Si vous piquez sur la carte un point au centre géographique de la Russie (il faut bien viser car c'est plutôt grand !), vous tombez pile sur une petite chapelle au beau milieu de Novossibirsk, ville improbable située au cœur de la Sibérie, c'est-à-dire au milieu de nulle part.

Juste en face, orgueilleux joyau de la place Lénine, le Théâtre d'opéra et de ballet s'étend avec la majesté d'un temple grec. S'étend est bien le mot : jamais on ne vit une masse aussi imposante — et malgré tout aussi harmonieuse, en dépit de ses 11 837 mètres carrés de surface et de ses 294 340 mètres cubes de volume total, mensurations qui lui ont attiré le surnom envié de "Colisée sibérien".

 

Dans ce temple lyrique inattendu, on peut vraiment prendre ses aises.
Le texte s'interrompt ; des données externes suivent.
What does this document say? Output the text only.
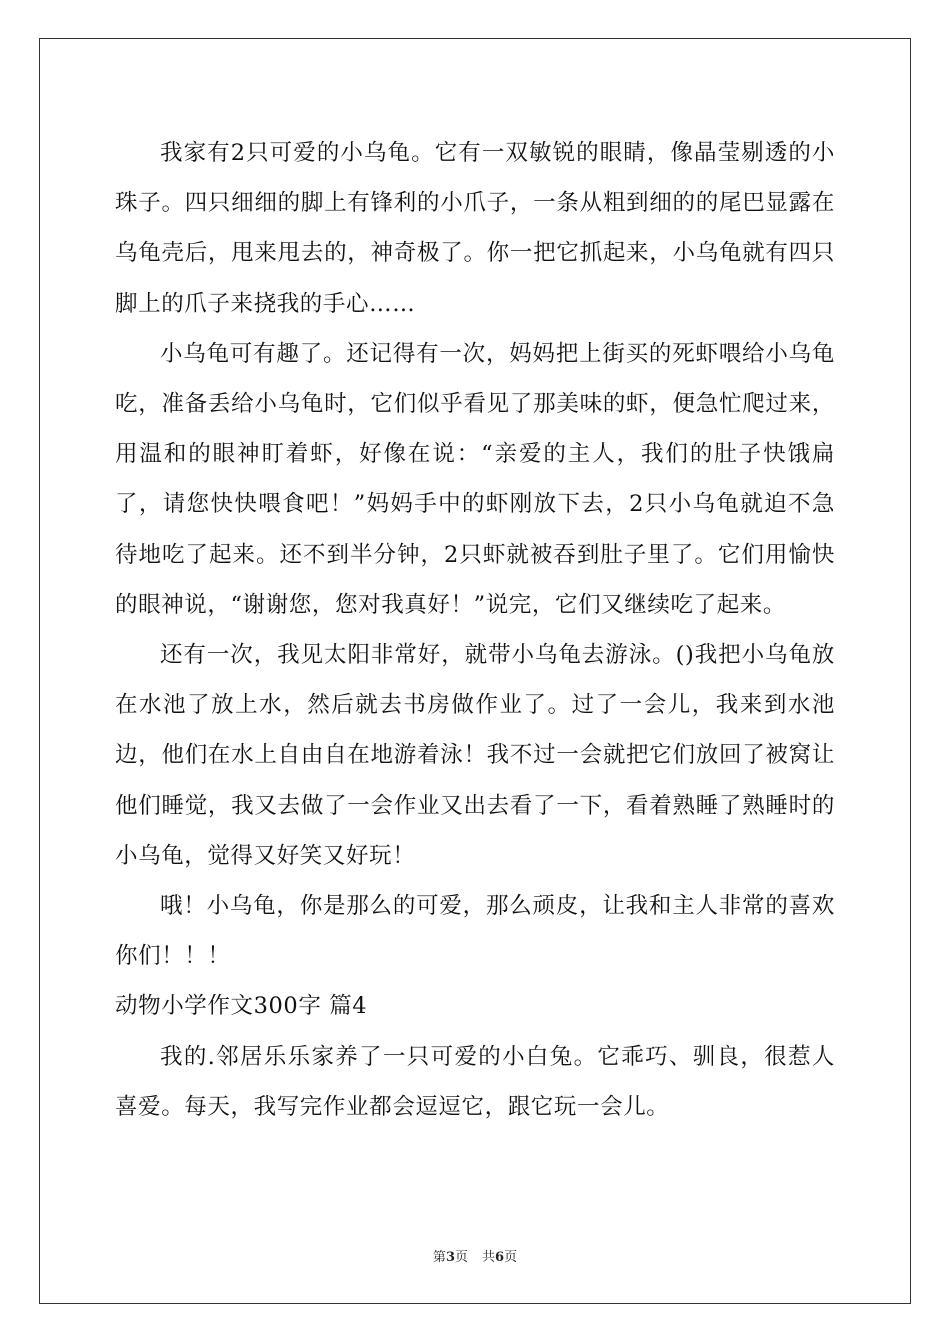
我家有2只可爱的小乌龟。它有一双敏锐的眼睛，像晶莹剔透的小珠子。四只细细的脚上有锋利的小爪子，一条从粗到细的的尾巴显露在乌龟壳后，甩来甩去的，神奇极了。你一把它抓起来，小乌龟就有四只脚上的爪子来挠我的手心……

小乌龟可有趣了。还记得有一次，妈妈把上街买的死虾喂给小乌龟吃，准备丢给小乌龟时，它们似乎看见了那美味的虾，便急忙爬过来，用温和的眼神盯着虾，好像在说：“亲爱的主人，我们的肚子快饿扁了，请您快快喂食吧！”妈妈手中的虾刚放下去，2只小乌龟就迫不急待地吃了起来。还不到半分钟，2只虾就被吞到肚子里了。它们用愉快的眼神说，“谢谢您，您对我真好！”说完，它们又继续吃了起来。

还有一次，我见太阳非常好，就带小乌龟去游泳。()我把小乌龟放在水池了放上水，然后就去书房做作业了。过了一会儿，我来到水池边，他们在水上自由自在地游着泳！我不过一会就把它们放回了被窝让他们睡觉，我又去做了一会作业又出去看了一下，看着熟睡了熟睡时的小乌龟，觉得又好笑又好玩！

哦！小乌龟，你是那么的可爱，那么顽皮，让我和主人非常的喜欢你们！！！

动物小学作文300字 篇4

我的.邻居乐乐家养了一只可爱的小白兔。它乖巧、驯良，很惹人喜爱。每天，我写完作业都会逗逗它，跟它玩一会儿。

第3页 共6页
La salle centrale n'a pourtant pas une jauge exceptionnelle (1 790 places), mais on y respire large, sans avoir les genoux coincés contre les oreilles ni le bras posé sur la cuisse du voisin ; et l'on peut, tout à loisir, laisser courir son regard sur la beauté de la salle, tout en bois et en velours, ceinte de colonnes élégantes, couronnée par un dôme immense de 60 mètres dont on dit que le rapport entre son épaisseur et son rayon (une moyenne de... 8 cm !) est presque aussi faible qu'une coquille d'œuf, donc un tour de force architectural.


 

C'est Staline qui diligenta la construction de l'Opéra de Novossibirsk en 1931, construction un temps retardée lors de la Seconde Guerre mondiale, quand le bâtiment fut transformé en entrepôt pour stocker les collections des musées de Moscou et Saint-Pétersbourg menacées par l'ogre nazi.

Inauguré en mai 1945, l'Opéra fut entièrement rénové en 2005 et reste aujourd'hui non seulement le plus vaste de Russie — plus grand que le Bolchoï de Moscou lui-même — mais le plus moderne, avec ses équipements dernier cri entièrement informatisés. Son bouillonnant directeur, Theodor Currentzis, s'ingénie depuis quelques saisons à en faire l'une des grandes salles d'Europe, témoin son Macbeth coproduit avec l'Opéra de Paris et mis en scène par Dimitri Tcherniakov, habitué de Novossibirsk.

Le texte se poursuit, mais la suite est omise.